On Wed, Feb 11, 2009 at 9:39 AM, Larry Yates <laptoplarry at gmail.com> wrote:
While in the closet, I also retrieved a MacPlus
that booted A-OK from a
removable hard drive...except I could not find the mouse!
Mac no mouse = no go...
The Apple mice from that era are simple raw X-Y quadrature...
If you really can't locate a genuine Apple Mouse from either an early
Mac or an Apple II (same part), it should be simple to adapt either a
Microsoft Bus Mouse or an Amiga Mouse, perhaps with just a passive
cable adapter.
Or an Atar iST mouse, Acorn Archimedes mouse, or many others...
My first Mac+ was given to me without a mouse. At the time Maplin were
selling clone replacement mice for the ST and Amiga, I bought one of
those (I forget which one) and changed the connector. It's very easy. The
only problem is that there's no real way to know which way round to
conenct the 2 quadrature signals for each axis, but if you get it wrong
all that happens is the mouse works backwards. No damage, no magic smoke,
and it's easy to fix.
<http://wombatula.com/electronics/plus/>
If you are a serious hardware hacker, it *might* be possible to hack
out the microcontroller in a "smart" mouse (serial, ADB, PS/2, USB,
It is. The oprical sensorts are much the same in all such mice. The LEDs
are constantly driven (so you can leave those alone), the
phototransistors normally have one side grounds and the other side goes
to the interface chip. In theory you should add something like a 74ls14
to buffer the signals, but it may not ne necessary.

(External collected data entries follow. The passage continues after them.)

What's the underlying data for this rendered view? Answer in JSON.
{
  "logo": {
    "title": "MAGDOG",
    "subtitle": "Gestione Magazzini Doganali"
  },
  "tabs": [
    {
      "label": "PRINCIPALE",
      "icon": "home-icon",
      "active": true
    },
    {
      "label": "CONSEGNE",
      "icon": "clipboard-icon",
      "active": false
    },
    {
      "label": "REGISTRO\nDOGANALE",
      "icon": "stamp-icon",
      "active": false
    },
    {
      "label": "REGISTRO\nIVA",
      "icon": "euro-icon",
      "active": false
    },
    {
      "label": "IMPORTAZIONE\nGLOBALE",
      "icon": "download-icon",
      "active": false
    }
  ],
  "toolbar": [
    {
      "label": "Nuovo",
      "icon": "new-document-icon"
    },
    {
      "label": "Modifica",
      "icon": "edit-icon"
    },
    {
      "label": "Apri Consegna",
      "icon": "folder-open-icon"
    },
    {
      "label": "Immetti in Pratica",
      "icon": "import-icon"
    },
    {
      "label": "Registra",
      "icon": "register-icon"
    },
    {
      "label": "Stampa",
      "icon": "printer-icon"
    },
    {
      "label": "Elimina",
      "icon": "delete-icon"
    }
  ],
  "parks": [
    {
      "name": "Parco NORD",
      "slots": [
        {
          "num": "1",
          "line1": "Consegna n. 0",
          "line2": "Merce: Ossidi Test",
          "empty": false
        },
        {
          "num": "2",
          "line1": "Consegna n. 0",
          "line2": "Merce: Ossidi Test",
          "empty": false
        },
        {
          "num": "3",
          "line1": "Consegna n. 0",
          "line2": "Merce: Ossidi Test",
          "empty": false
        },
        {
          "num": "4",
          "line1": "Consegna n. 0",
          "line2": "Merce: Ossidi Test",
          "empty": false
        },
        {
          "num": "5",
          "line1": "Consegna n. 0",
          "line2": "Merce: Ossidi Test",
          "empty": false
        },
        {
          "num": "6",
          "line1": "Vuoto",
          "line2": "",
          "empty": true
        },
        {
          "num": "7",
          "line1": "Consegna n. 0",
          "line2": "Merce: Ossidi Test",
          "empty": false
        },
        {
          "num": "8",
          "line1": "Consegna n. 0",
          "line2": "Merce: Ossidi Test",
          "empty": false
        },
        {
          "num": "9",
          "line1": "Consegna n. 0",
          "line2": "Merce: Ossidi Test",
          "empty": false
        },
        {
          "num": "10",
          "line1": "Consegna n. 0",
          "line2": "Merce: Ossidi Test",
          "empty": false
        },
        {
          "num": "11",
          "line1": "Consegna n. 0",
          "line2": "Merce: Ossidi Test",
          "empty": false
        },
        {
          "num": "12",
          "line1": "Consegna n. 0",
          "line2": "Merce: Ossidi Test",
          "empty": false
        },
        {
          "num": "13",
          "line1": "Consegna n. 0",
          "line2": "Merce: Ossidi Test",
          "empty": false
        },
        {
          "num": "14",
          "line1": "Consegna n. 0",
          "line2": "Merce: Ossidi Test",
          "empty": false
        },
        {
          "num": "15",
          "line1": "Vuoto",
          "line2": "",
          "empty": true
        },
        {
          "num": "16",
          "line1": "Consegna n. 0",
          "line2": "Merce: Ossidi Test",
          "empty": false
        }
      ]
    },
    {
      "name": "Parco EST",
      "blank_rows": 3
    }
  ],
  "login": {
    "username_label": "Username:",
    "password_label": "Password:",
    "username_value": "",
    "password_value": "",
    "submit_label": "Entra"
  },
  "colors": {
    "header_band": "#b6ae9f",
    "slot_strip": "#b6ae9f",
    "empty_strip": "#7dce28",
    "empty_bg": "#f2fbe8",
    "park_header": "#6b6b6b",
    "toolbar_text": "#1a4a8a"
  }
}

The main problem with doing this is the cable. You need at least 7 wires
in the cale (+5V, ground, 4 quadrature signals and the button), which is
more than in the cable of any smart mouse. So you need to fit a new
cable. Finding a thin and flexile 7 way cable is a challenge. And then
fitting a strain-relief at the mouse end is a second challenge.